Supported processors are outlined here:
So for example, if you acquired a Surface Pro in 2017, it most likely has a 7th generation chip that won't be compatible.
PC's however with generation 6, 7 or 8 processors running Windows 10 may nonethless be able to take advantage of the new security features as along as they have been fully updated to the October 2020 Windows 10 update. On those devices, you simply need to turn device security on in the BIOS, and you will have the same enhanced hardware security features offered by Windows 11, and so you won't have to worry about Windows 11 compatibility (until October 2025 when Windows 10 support ends) even if it has an older CPU.

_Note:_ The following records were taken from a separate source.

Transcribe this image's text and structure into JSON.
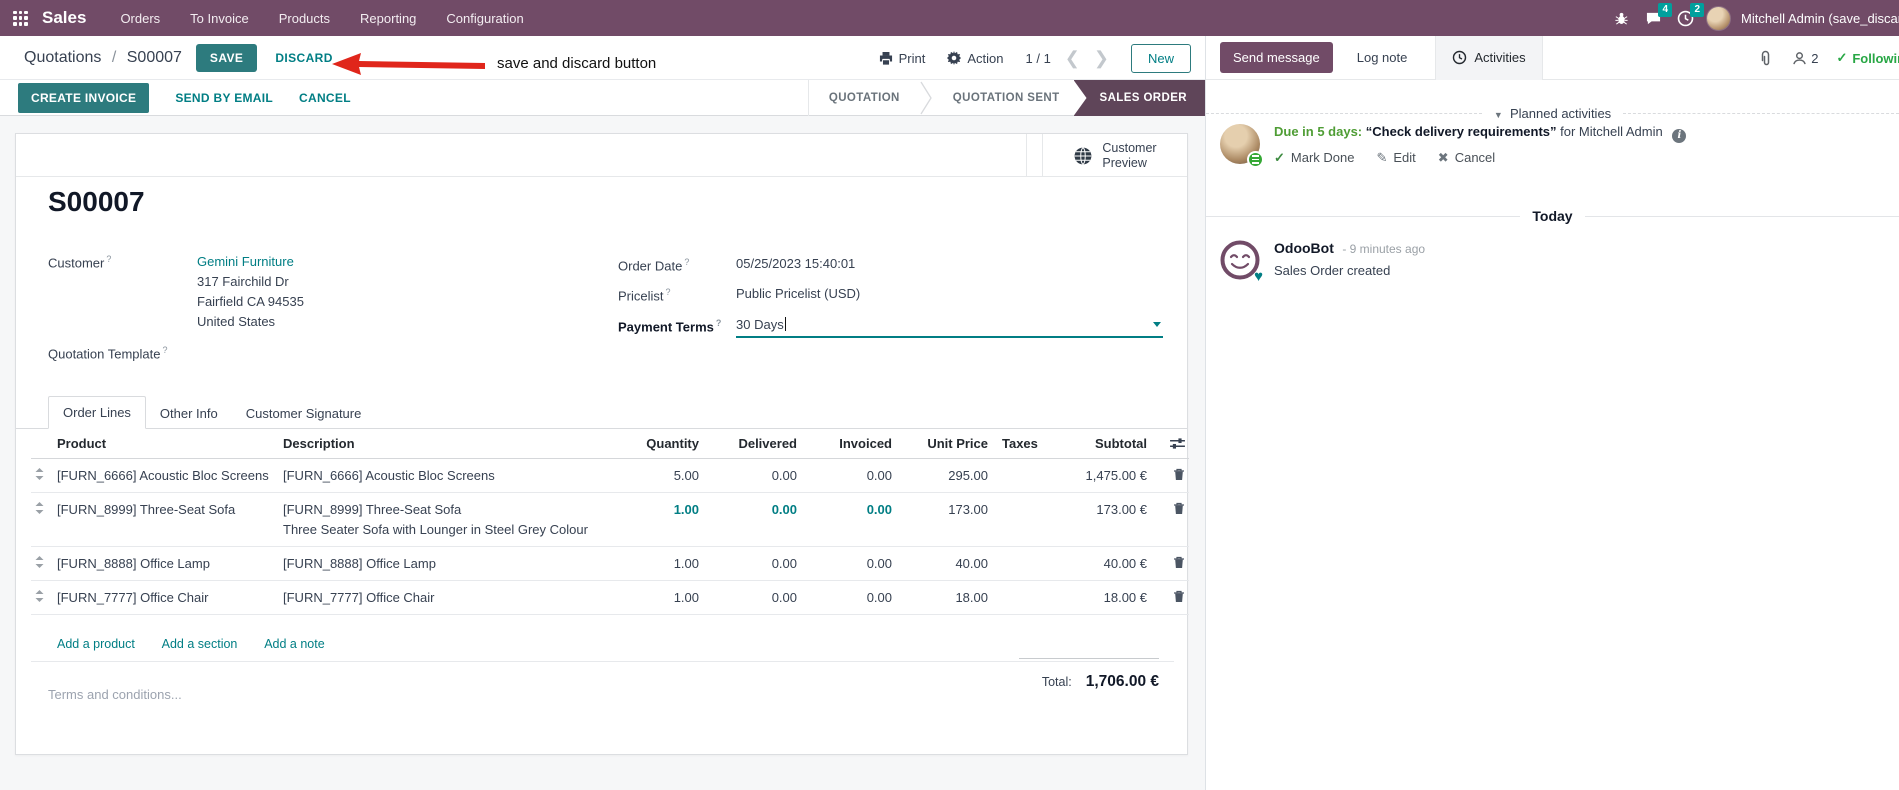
{
  "help_marker": "?",
  "colors": {
    "brand_purple": "#714B67",
    "stage_active_purple": "#5f4559",
    "button_teal": "#2d7b7e",
    "link_teal": "#017e84",
    "badge_teal": "#00A09D",
    "following_green": "#28a745",
    "due_green": "#4f9d35",
    "annotation_red": "#e0261b"
  },
  "nav": {
    "app": "Sales",
    "items": [
      {
        "label": "Orders"
      },
      {
        "label": "To Invoice"
      },
      {
        "label": "Products"
      },
      {
        "label": "Reporting"
      },
      {
        "label": "Configuration"
      }
    ],
    "message_count": "4",
    "activity_count": "2",
    "user": "Mitchell Admin (save_discar"
  },
  "control_panel": {
    "breadcrumb_parent": "Quotations",
    "breadcrumb_sep": "/",
    "breadcrumb_current": "S00007",
    "save": "SAVE",
    "discard": "DISCARD",
    "print": "Print",
    "action": "Action",
    "pager": "1 / 1",
    "prev": "❮",
    "next": "❯",
    "new": "New"
  },
  "annotation": {
    "text": "save and discard button"
  },
  "statusbar": {
    "buttons": [
      {
        "label": "CREATE INVOICE"
      },
      {
        "label": "SEND BY EMAIL"
      },
      {
        "label": "CANCEL"
      }
    ],
    "stages": [
      {
        "label": "QUOTATION"
      },
      {
        "label": "QUOTATION SENT"
      },
      {
        "label": "SALES ORDER"
      }
    ]
  },
  "sheet": {
    "preview_button": {
      "line1": "Customer",
      "line2": "Preview"
    },
    "title": "S00007",
    "fields": {
      "customer_label": "Customer",
      "customer_name": "Gemini Furniture",
      "address": [
        "317 Fairchild Dr",
        "Fairfield CA 94535",
        "United States"
      ],
      "quotation_template_label": "Quotation Template",
      "order_date_label": "Order Date",
      "order_date": "05/25/2023 15:40:01",
      "pricelist_label": "Pricelist",
      "pricelist": "Public Pricelist (USD)",
      "payment_terms_label": "Payment Terms",
      "payment_terms": "30 Days"
    },
    "tabs": [
      {
        "label": "Order Lines"
      },
      {
        "label": "Other Info"
      },
      {
        "label": "Customer Signature"
      }
    ],
    "table": {
      "headers": [
        "Product",
        "Description",
        "Quantity",
        "Delivered",
        "Invoiced",
        "Unit Price",
        "Taxes",
        "Subtotal"
      ],
      "rows": [
        {
          "product": "[FURN_6666] Acoustic Bloc Screens",
          "description": "[FURN_6666] Acoustic Bloc Screens",
          "quantity": "5.00",
          "delivered": "0.00",
          "invoiced": "0.00",
          "unit_price": "295.00",
          "taxes": "",
          "subtotal": "1,475.00 €"
        },
        {
          "product": "[FURN_8999] Three-Seat Sofa",
          "description": "[FURN_8999] Three-Seat Sofa",
          "description2": "Three Seater Sofa with Lounger in Steel Grey Colour",
          "quantity": "1.00",
          "delivered": "0.00",
          "invoiced": "0.00",
          "unit_price": "173.00",
          "taxes": "",
          "subtotal": "173.00 €"
        },
        {
          "product": "[FURN_8888] Office Lamp",
          "description": "[FURN_8888] Office Lamp",
          "quantity": "1.00",
          "delivered": "0.00",
          "invoiced": "0.00",
          "unit_price": "40.00",
          "taxes": "",
          "subtotal": "40.00 €"
        },
        {
          "product": "[FURN_7777] Office Chair",
          "description": "[FURN_7777] Office Chair",
          "quantity": "1.00",
          "delivered": "0.00",
          "invoiced": "0.00",
          "unit_price": "18.00",
          "taxes": "",
          "subtotal": "18.00 €"
        }
      ],
      "links": [
        {
          "label": "Add a product"
        },
        {
          "label": "Add a section"
        },
        {
          "label": "Add a note"
        }
      ]
    },
    "terms_placeholder": "Terms and conditions...",
    "total_label": "Total:",
    "total_value": "1,706.00 €"
  },
  "chatter": {
    "send_message": "Send message",
    "log_note": "Log note",
    "activities": "Activities",
    "follower_count": "2",
    "following": "Following",
    "planned": {
      "header": "Planned activities",
      "due": "Due in 5 days:",
      "task": "“Check delivery requirements”",
      "for_user": "for Mitchell Admin",
      "actions": [
        {
          "label": "Mark Done"
        },
        {
          "label": "Edit"
        },
        {
          "label": "Cancel"
        }
      ]
    },
    "today": "Today",
    "message": {
      "author": "OdooBot",
      "time": "- 9 minutes ago",
      "body": "Sales Order created"
    }
  }
}
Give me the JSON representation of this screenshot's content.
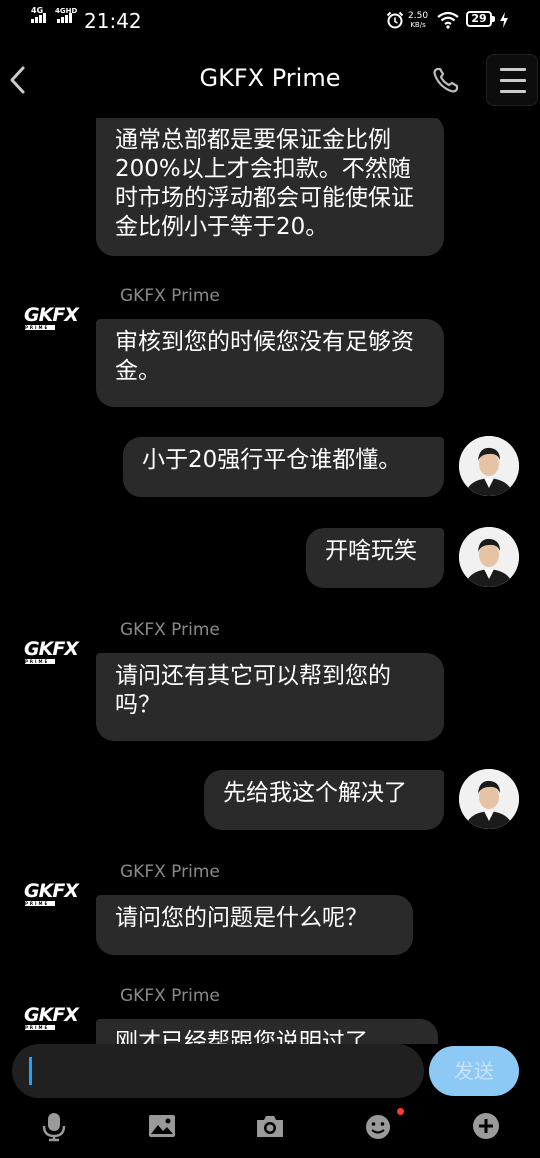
{
  "status_bar": {
    "signal1": "4G",
    "signal2": "4GHD",
    "time": "21:42",
    "speed_value": "2.50",
    "speed_unit": "KB/s",
    "battery": "29"
  },
  "header": {
    "title": "GKFX Prime"
  },
  "messages": [
    {
      "side": "left",
      "text": "通常总部都是要保证金比例200%以上才会扣款。不然随时市场的浮动都会可能使保证金比例小于等于20。"
    },
    {
      "side": "left",
      "sender": "GKFX Prime",
      "text": "审核到您的时候您没有足够资金。"
    },
    {
      "side": "right",
      "text": "小于20强行平仓谁都懂。"
    },
    {
      "side": "right",
      "text": "开啥玩笑"
    },
    {
      "side": "left",
      "sender": "GKFX Prime",
      "text": "请问还有其它可以帮到您的吗？"
    },
    {
      "side": "right",
      "text": "先给我这个解决了"
    },
    {
      "side": "left",
      "sender": "GKFX Prime",
      "text": "请问您的问题是什么呢？"
    },
    {
      "side": "left",
      "sender": "GKFX Prime",
      "text": "刚才已经帮跟您说明过了"
    }
  ],
  "logo": {
    "text": "GKFX",
    "sub": "PRIME"
  },
  "input": {
    "send_label": "发送"
  },
  "colors": {
    "background": "#000000",
    "bubble": "#2a2a2a",
    "send_button": "#8cc9f5",
    "caret": "#1aa3ff",
    "badge": "#ff3b30"
  },
  "toolbar": {
    "icons": [
      "microphone-icon",
      "image-icon",
      "camera-icon",
      "emoji-icon",
      "plus-icon"
    ]
  }
}
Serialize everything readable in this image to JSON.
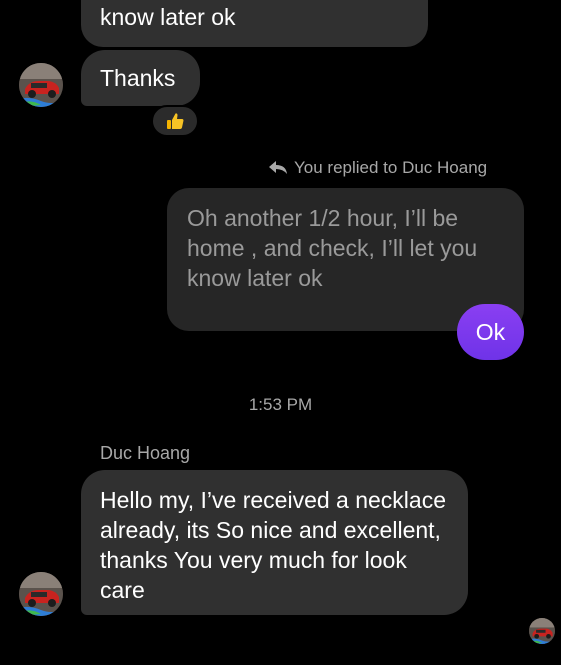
{
  "conversation": {
    "contact_name": "Duc Hoang",
    "messages": {
      "partial_top": {
        "text": "know later ok"
      },
      "thanks": {
        "text": "Thanks",
        "reaction": "thumbs-up"
      },
      "reply_note": {
        "text": "You replied to Duc Hoang"
      },
      "quoted": {
        "text": "Oh another 1/2 hour, I’ll be home , and check, I’ll let you know later ok"
      },
      "my_reply": {
        "text": "Ok"
      },
      "timestamp": {
        "text": "1:53 PM"
      },
      "sender_label": {
        "text": "Duc Hoang"
      },
      "hello": {
        "text": "Hello my, I’ve received a necklace already, its So nice and excellent, thanks You very much for look care"
      }
    }
  },
  "colors": {
    "background": "#000000",
    "incoming_bubble": "#303030",
    "quoted_bubble": "#262626",
    "outgoing_bubble": "#7c3aed",
    "meta_text": "#a8a8a8"
  },
  "icons": {
    "reaction": "thumbs-up-icon",
    "reply": "reply-arrow-icon"
  }
}
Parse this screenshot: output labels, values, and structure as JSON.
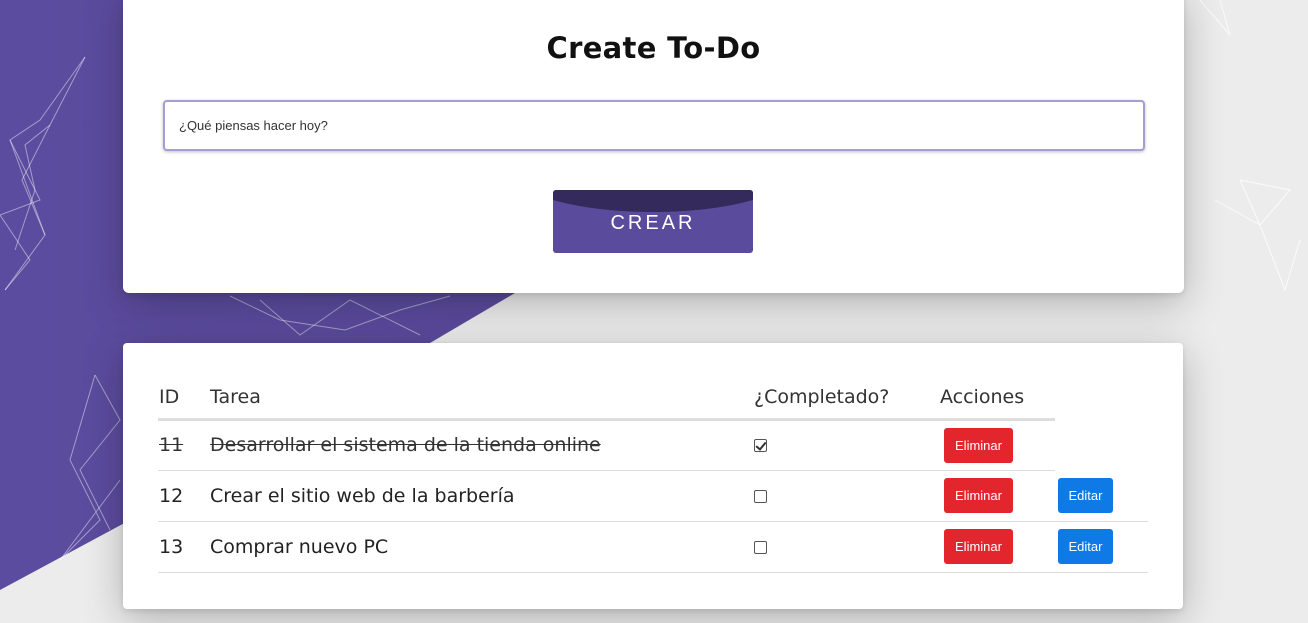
{
  "app": {
    "title": "Create To-Do"
  },
  "colors": {
    "primary": "#5b4b9c",
    "danger": "#e3262e",
    "info": "#0f7ae5",
    "background_purple": "#5a4a9e"
  },
  "create_form": {
    "input_placeholder": "¿Qué piensas hacer hoy?",
    "input_value": "",
    "submit_label": "CREAR"
  },
  "todo_table": {
    "headers": {
      "id": "ID",
      "task": "Tarea",
      "completed": "¿Completado?",
      "actions": "Acciones"
    },
    "rows": [
      {
        "id": "11",
        "task": "Desarrollar el sistema de la tienda online",
        "completed": true,
        "delete_label": "Eliminar",
        "edit_label": ""
      },
      {
        "id": "12",
        "task": "Crear el sitio web de la barbería",
        "completed": false,
        "delete_label": "Eliminar",
        "edit_label": "Editar"
      },
      {
        "id": "13",
        "task": "Comprar nuevo PC",
        "completed": false,
        "delete_label": "Eliminar",
        "edit_label": "Editar"
      }
    ]
  }
}
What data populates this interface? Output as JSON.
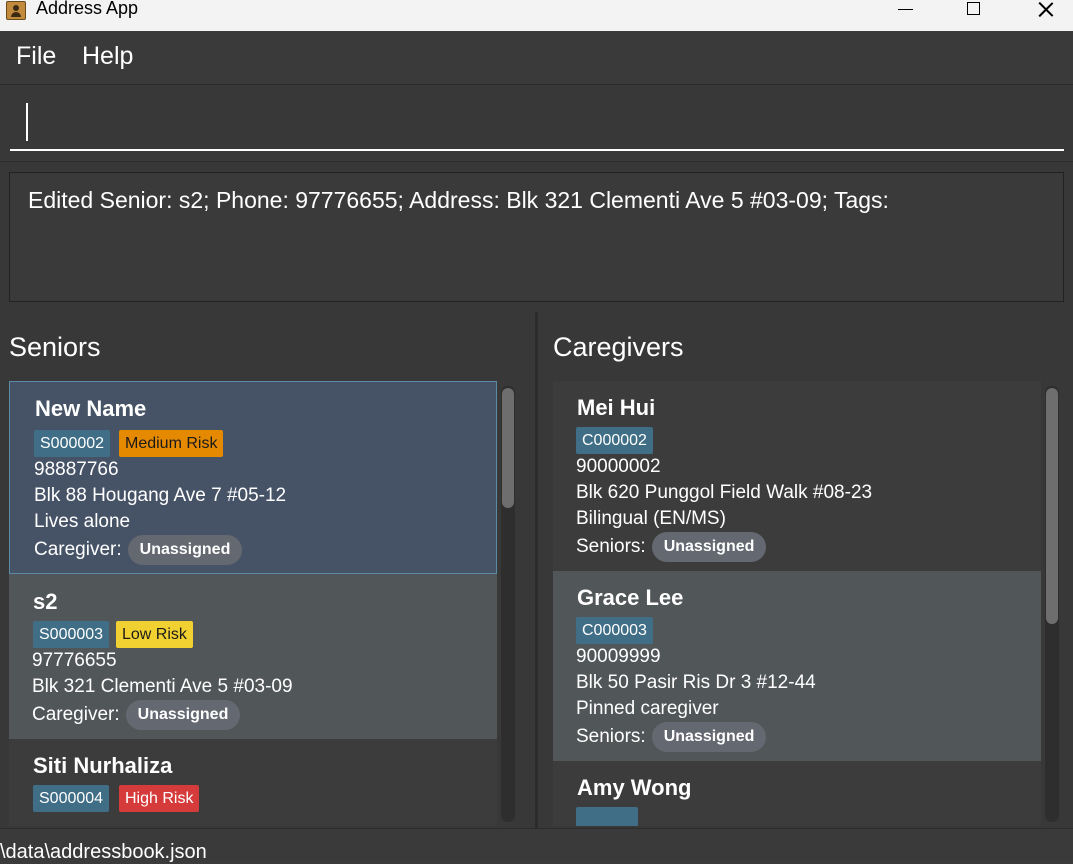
{
  "window": {
    "title": "Address App"
  },
  "menu": {
    "file": "File",
    "help": "Help"
  },
  "command": {
    "value": ""
  },
  "result": {
    "text": "Edited Senior: s2; Phone: 97776655; Address: Blk 321 Clementi Ave 5 #03-09; Tags:"
  },
  "seniors": {
    "title": "Seniors",
    "cards": [
      {
        "name": "New Name",
        "id": "S000002",
        "risk": "Medium Risk",
        "phone": "98887766",
        "address": "Blk 88 Hougang Ave 7 #05-12",
        "note": "Lives alone",
        "caregiver_label": "Caregiver:",
        "caregiver": "Unassigned"
      },
      {
        "name": "s2",
        "id": "S000003",
        "risk": "Low Risk",
        "phone": "97776655",
        "address": "Blk 321 Clementi Ave 5 #03-09",
        "caregiver_label": "Caregiver:",
        "caregiver": "Unassigned"
      },
      {
        "name": "Siti Nurhaliza",
        "id": "S000004",
        "risk": "High Risk"
      }
    ]
  },
  "caregivers": {
    "title": "Caregivers",
    "cards": [
      {
        "name": "Mei Hui",
        "id": "C000002",
        "phone": "90000002",
        "address": "Blk 620 Punggol Field Walk #08-23",
        "note": "Bilingual (EN/MS)",
        "seniors_label": "Seniors:",
        "seniors": "Unassigned"
      },
      {
        "name": "Grace Lee",
        "id": "C000003",
        "phone": "90009999",
        "address": "Blk 50 Pasir Ris Dr 3 #12-44",
        "note": "Pinned caregiver",
        "seniors_label": "Seniors:",
        "seniors": "Unassigned"
      },
      {
        "name": "Amy Wong"
      }
    ]
  },
  "status": {
    "path": "\\data\\addressbook.json"
  },
  "colors": {
    "id_badge": "#3f6e86",
    "medium_risk": "#e58a00",
    "low_risk": "#f1d132",
    "high_risk": "#d63b3b",
    "selected_card": "#465366",
    "alt_card": "#515658"
  }
}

For PC's with even older processors running Windows 10, add-on chips for desktop PC's may be available to support the hardware enforced security.
Your new PC purchases going forward should involve the latest generation of CPU processors to ensure potential compatibility with Windows 11 (and also until the dust settles as to what exactly will and won't be supported).
Note that Windows 11 only supports 64-bit processors. If you are running a PC with a 32-bit processor (as some of our users are to support legacy applications), you will not be able to upgrade your current PC to Windows 11. Note also however that 32-bit applications are all still expected to run under Windows 11 exactly as they have been running under Windows 10 with 64-bit processors (by far the most common configuration). Accordingly we are not expecting any problems with TAS Professional 6, TAS Professional 7, TAS Premier 7i nor the recently released 7ix runtime systems, including applications based on those versions (Advanced Accounting 6, 7i and 8 for example) to have any problems migrating ultimately to Windows 11. Our preference however is always to wait until the first major update of any new operating system before planning a migration to that new version.